Personal Data Transfers to Non-EEA Domains: A Tool for Citizens and An Analysis on Italian Public Administration Websites

TL;DR

This study analyzes personal data transfers from over 20,000 Italian Public Administration websites to non-EEA countries, revealing significant data flows mainly to Amazon, Google, and Fonticons, highlighting privacy compliance issues.

Contribution

Developed 'Minos', a novel tool for analyzing web data transfers, and applied it to assess the extent of non-EEA data transfers by Italian public websites.

Findings

14% of PA websites transfer data outside EEA

Top destinations are Amazon, Google, Fonticons

Most requests involve cloud and CDN services

Abstract

Six years after the entry into force of the GDPR, European companies and organizations still have difficulties complying with it: the amount of fines issued by the European data protection authorities is continuously increasing. Personal data transfers are no exception. In this work we analyse the personal data transfers from more than 20000 Italian Public Administration (PA) entities to third countries. We developed "Minos", a user-friendly application which allows to navigate the web while recording HTTP requests. Then, we used the back-end of Minos to automate the analysis. We found that about 14% of the PAs websites transferred data out of the European Economic Area (EEA).

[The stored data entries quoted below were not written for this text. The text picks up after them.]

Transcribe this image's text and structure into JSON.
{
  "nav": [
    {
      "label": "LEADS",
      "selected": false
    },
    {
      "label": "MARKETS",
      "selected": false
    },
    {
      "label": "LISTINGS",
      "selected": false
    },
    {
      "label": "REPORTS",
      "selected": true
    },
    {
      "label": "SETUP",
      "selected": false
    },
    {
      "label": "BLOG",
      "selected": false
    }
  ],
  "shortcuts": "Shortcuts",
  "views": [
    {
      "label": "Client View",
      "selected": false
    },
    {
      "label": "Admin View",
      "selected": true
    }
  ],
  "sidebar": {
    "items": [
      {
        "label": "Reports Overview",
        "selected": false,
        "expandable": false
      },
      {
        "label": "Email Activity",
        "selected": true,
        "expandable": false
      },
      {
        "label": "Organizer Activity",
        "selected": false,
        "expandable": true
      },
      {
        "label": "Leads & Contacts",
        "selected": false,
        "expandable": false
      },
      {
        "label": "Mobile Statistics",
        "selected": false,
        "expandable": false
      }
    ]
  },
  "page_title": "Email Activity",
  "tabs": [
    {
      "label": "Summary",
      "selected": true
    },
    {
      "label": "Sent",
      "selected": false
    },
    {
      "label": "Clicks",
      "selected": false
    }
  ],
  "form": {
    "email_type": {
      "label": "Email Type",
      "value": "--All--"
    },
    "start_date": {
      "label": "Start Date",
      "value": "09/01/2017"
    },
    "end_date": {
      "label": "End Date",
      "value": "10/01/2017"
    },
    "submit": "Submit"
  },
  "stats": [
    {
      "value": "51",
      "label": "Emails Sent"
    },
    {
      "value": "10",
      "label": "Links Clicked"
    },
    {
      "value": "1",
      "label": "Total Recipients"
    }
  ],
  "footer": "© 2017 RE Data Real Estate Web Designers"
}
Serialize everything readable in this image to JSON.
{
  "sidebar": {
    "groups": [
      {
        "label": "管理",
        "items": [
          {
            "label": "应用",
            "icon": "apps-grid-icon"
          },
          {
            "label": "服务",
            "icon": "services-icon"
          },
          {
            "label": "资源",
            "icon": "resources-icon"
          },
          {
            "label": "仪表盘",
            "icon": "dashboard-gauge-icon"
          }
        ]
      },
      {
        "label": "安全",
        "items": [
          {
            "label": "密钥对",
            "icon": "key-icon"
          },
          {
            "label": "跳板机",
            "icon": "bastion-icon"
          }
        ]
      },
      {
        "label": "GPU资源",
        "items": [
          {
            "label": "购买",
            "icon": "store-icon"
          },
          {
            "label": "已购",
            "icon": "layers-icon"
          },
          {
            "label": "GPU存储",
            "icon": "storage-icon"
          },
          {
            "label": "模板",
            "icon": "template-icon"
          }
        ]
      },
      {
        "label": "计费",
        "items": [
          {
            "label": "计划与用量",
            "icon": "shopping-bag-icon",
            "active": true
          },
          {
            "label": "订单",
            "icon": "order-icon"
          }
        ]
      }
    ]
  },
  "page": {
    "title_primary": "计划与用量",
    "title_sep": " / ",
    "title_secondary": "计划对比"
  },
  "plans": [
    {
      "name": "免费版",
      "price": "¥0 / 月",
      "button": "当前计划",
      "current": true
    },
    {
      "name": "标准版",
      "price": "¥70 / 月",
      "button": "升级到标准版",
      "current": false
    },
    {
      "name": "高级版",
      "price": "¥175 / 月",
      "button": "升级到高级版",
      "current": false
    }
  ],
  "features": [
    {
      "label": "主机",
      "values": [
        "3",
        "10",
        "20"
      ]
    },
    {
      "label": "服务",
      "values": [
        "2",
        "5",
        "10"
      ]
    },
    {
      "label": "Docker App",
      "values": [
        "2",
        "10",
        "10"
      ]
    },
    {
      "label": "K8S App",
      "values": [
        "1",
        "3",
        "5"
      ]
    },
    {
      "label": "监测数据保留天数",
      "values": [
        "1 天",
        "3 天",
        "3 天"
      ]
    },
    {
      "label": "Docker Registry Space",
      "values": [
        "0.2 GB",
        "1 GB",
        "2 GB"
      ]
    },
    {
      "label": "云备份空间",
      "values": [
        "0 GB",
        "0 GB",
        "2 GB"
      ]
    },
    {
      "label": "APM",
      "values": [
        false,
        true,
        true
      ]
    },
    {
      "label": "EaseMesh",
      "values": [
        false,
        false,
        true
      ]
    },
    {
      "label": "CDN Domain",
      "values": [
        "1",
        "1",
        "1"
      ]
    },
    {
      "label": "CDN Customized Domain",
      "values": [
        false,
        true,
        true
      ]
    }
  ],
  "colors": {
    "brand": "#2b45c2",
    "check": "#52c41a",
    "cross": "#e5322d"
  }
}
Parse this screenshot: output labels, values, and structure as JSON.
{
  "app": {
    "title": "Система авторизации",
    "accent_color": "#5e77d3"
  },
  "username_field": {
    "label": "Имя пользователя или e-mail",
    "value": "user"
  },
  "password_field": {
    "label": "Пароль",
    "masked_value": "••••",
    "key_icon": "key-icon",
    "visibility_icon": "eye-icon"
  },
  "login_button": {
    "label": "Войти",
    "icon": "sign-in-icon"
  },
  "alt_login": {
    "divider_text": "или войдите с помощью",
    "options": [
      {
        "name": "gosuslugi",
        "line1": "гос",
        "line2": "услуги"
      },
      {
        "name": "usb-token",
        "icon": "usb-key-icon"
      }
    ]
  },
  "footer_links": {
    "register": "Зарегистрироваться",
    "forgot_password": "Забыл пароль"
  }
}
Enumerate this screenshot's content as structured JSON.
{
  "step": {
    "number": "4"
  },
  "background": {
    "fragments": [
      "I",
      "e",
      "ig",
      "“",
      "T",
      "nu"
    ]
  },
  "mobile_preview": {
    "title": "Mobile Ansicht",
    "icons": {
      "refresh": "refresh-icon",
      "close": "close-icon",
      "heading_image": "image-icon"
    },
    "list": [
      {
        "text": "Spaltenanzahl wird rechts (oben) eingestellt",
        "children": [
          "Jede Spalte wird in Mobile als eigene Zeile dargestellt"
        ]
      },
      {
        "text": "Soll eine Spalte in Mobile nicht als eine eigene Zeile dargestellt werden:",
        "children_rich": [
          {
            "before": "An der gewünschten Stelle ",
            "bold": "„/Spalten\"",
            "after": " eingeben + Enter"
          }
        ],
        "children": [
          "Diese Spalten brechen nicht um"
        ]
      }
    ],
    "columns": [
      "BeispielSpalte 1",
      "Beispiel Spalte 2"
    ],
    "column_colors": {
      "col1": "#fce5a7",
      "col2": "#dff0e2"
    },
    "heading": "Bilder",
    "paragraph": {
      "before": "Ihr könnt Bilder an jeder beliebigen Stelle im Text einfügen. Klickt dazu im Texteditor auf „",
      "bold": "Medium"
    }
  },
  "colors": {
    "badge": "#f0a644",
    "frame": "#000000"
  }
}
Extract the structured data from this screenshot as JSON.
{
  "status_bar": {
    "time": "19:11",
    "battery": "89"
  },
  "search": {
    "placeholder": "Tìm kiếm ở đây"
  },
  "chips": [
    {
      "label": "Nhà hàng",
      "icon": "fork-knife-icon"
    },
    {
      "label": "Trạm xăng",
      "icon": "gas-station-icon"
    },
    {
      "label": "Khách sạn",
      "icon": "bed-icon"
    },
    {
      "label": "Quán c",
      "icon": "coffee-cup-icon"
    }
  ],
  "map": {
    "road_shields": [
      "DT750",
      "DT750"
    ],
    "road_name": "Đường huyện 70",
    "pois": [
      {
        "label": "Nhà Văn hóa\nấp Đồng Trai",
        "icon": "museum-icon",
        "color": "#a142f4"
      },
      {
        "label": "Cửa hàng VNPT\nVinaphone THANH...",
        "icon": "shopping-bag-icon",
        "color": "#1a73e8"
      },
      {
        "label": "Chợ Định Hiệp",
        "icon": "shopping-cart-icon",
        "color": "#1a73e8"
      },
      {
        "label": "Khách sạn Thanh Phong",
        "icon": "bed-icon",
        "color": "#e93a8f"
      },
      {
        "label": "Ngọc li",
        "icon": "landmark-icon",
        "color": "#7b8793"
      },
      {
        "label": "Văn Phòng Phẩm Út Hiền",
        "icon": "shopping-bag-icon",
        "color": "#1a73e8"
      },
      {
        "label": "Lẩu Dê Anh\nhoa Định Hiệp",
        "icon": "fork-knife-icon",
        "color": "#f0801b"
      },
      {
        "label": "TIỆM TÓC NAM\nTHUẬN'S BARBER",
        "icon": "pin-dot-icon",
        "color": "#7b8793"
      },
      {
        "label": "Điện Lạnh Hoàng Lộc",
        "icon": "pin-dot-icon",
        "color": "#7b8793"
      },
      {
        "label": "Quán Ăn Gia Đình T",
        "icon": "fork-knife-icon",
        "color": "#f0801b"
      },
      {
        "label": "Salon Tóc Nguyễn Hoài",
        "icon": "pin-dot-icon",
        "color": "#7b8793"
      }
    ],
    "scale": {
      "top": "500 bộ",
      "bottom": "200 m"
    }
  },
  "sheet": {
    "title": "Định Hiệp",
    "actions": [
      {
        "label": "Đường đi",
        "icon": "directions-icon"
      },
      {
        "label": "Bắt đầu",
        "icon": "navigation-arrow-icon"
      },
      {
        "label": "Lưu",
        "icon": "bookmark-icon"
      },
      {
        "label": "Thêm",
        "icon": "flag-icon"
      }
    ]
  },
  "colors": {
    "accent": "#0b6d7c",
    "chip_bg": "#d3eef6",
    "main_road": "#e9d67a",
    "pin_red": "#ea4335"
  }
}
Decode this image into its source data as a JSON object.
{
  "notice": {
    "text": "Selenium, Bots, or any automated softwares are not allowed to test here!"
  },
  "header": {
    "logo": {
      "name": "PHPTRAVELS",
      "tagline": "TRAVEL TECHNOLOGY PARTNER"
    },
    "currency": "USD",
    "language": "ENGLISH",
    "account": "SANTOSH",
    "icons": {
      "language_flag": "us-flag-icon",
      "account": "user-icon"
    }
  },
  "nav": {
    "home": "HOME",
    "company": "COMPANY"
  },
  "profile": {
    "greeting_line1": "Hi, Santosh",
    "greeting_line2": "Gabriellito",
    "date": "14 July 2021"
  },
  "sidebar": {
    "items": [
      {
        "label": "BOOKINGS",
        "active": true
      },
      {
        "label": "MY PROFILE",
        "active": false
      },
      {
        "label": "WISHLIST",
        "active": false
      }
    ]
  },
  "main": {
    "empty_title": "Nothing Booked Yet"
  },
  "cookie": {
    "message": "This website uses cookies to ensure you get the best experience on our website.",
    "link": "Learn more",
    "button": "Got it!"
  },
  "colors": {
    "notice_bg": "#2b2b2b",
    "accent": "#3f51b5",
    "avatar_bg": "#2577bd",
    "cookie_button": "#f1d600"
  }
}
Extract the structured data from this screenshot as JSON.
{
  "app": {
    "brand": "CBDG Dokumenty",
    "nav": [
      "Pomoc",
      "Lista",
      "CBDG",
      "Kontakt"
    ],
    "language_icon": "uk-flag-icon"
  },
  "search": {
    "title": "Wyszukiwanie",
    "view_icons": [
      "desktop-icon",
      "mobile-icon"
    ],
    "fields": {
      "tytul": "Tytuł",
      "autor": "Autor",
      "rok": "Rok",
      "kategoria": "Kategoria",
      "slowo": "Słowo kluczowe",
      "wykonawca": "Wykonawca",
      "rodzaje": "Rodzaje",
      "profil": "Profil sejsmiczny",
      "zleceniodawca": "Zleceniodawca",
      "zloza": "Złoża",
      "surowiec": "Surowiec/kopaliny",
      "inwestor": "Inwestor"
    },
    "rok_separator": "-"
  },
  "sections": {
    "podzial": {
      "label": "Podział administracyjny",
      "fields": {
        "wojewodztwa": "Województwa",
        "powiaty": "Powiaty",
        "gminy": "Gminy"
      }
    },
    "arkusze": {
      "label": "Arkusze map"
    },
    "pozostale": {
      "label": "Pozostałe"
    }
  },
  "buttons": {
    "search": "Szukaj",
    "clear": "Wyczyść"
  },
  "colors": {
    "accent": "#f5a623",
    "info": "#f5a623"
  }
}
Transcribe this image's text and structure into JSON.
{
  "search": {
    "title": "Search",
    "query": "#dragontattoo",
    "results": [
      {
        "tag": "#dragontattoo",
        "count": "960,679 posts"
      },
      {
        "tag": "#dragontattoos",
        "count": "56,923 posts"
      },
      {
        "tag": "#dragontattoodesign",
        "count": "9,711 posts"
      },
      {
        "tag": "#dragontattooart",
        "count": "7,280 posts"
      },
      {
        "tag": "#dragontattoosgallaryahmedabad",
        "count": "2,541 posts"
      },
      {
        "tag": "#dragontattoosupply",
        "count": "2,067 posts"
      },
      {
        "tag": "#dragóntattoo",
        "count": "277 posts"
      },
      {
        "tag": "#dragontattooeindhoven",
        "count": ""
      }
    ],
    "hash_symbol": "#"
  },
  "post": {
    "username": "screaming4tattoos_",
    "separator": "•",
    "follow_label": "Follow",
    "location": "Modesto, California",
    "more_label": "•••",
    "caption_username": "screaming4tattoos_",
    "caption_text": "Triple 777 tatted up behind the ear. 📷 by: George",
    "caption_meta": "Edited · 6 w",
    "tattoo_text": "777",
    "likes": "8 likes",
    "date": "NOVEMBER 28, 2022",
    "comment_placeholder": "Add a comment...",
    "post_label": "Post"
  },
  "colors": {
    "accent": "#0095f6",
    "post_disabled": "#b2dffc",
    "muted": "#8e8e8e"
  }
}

This number is an underestimation because only visits to the home pages were object of the analysis. The top 3 destinations of the data transfers are Amazon, Google and Fonticons, accounting for about the 70% of the bad requests. The most recurrent services which are the object of the requests are cloud computing services and content delivery networks (CDNs). Our results highlight that, in Italy, a relevant portion of public administrations websites transfers personal data to non EEA countries. In terms of technology policy, these results stress the need for further incentives to improve the PA digital infrastructures. Finally, while working on refinements of Minos, the version here described is openly available on Zenodo: it can be helpful to a variety of actors (citizens, researchers, activists, policy makers) to increase awareness and enlarge the investigation.